The fee structure for engineering courses will remain unchanged in private self-financing colleges this academic year. The government has decided to continue the existing fee pattern despite a section of college managements demanding a considerable fee hike.
While the government inked a seat-sharing agreement with Kerala Self Financing Engineering College Managements’ Association (KSFECMA), it decided to persist with the existing agreement with the Kerala Catholic Engineering College Managements’ Association (KCECMA).
Retaining the existing seat matrix, the Commissioner for Entrance Examinations (CEE) will allot students to 50% of the seats in the colleges on the basis of the rank list prepared in accordance with merit and reservation guidelines, while 35% can be filled by the respective managements and the remaining coming under the NRI quota.
For KSFECMA-affiliated colleges, the annual tuition fee for both lower-income group (25% seats) and other seats (25% seats) that come under the purview of the CEE will be ₹50,000 each. Students belonging to the latter category will additionally incur a yearly special fee of ₹25,000. However, the tuition fee for the naval architecture and ship building course in these colleges will be ₹85,000 each for both groups with those coming in the ‘others’ category requiring to pay an additional ₹50,000 as special fee.

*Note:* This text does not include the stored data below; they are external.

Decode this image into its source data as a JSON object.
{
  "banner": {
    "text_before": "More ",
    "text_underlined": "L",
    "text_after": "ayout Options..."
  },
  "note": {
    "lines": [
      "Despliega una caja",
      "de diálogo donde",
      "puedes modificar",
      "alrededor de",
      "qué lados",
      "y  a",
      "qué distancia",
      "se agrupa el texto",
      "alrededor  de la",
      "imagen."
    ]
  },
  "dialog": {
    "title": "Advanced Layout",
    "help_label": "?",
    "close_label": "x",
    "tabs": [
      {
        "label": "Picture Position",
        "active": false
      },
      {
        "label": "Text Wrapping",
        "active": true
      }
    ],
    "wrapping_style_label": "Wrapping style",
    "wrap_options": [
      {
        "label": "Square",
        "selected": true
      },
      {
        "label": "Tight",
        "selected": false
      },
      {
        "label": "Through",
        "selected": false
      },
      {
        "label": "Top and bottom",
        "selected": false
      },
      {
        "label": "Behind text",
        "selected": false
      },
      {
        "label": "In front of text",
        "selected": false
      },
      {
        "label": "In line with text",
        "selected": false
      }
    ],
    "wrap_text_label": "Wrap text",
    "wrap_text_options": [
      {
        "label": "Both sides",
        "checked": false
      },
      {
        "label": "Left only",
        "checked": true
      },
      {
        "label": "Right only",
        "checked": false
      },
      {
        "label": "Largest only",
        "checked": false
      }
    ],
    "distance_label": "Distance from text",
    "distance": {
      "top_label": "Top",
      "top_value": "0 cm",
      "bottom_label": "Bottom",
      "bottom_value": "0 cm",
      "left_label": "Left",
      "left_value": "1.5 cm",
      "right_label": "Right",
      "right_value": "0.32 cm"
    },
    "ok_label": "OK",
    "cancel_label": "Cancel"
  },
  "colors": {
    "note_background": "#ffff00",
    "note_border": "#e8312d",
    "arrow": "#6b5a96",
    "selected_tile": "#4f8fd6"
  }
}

In the case of the 14 colleges represented by KCECMA, a tuition fee of ₹75,000 will be charged from students. Autonomous self-financing engineering colleges too will follow a similar fee structure.
The government rejected a demand raised by the KCECMA to hike the annual fee to ₹95,000. Sources said the government had responded favourably to a proposition to permit a 5% increase, provided the college managements hiked the salaries of their staff. However, the proposal too did not come to fruition.
The annual tuition fee in government, aided, and autonomous aided engineering colleges has been fixed at ₹8,650. Government cost-sharing engineering colleges will adhere to varying fee structures for merit seats with regulated fee.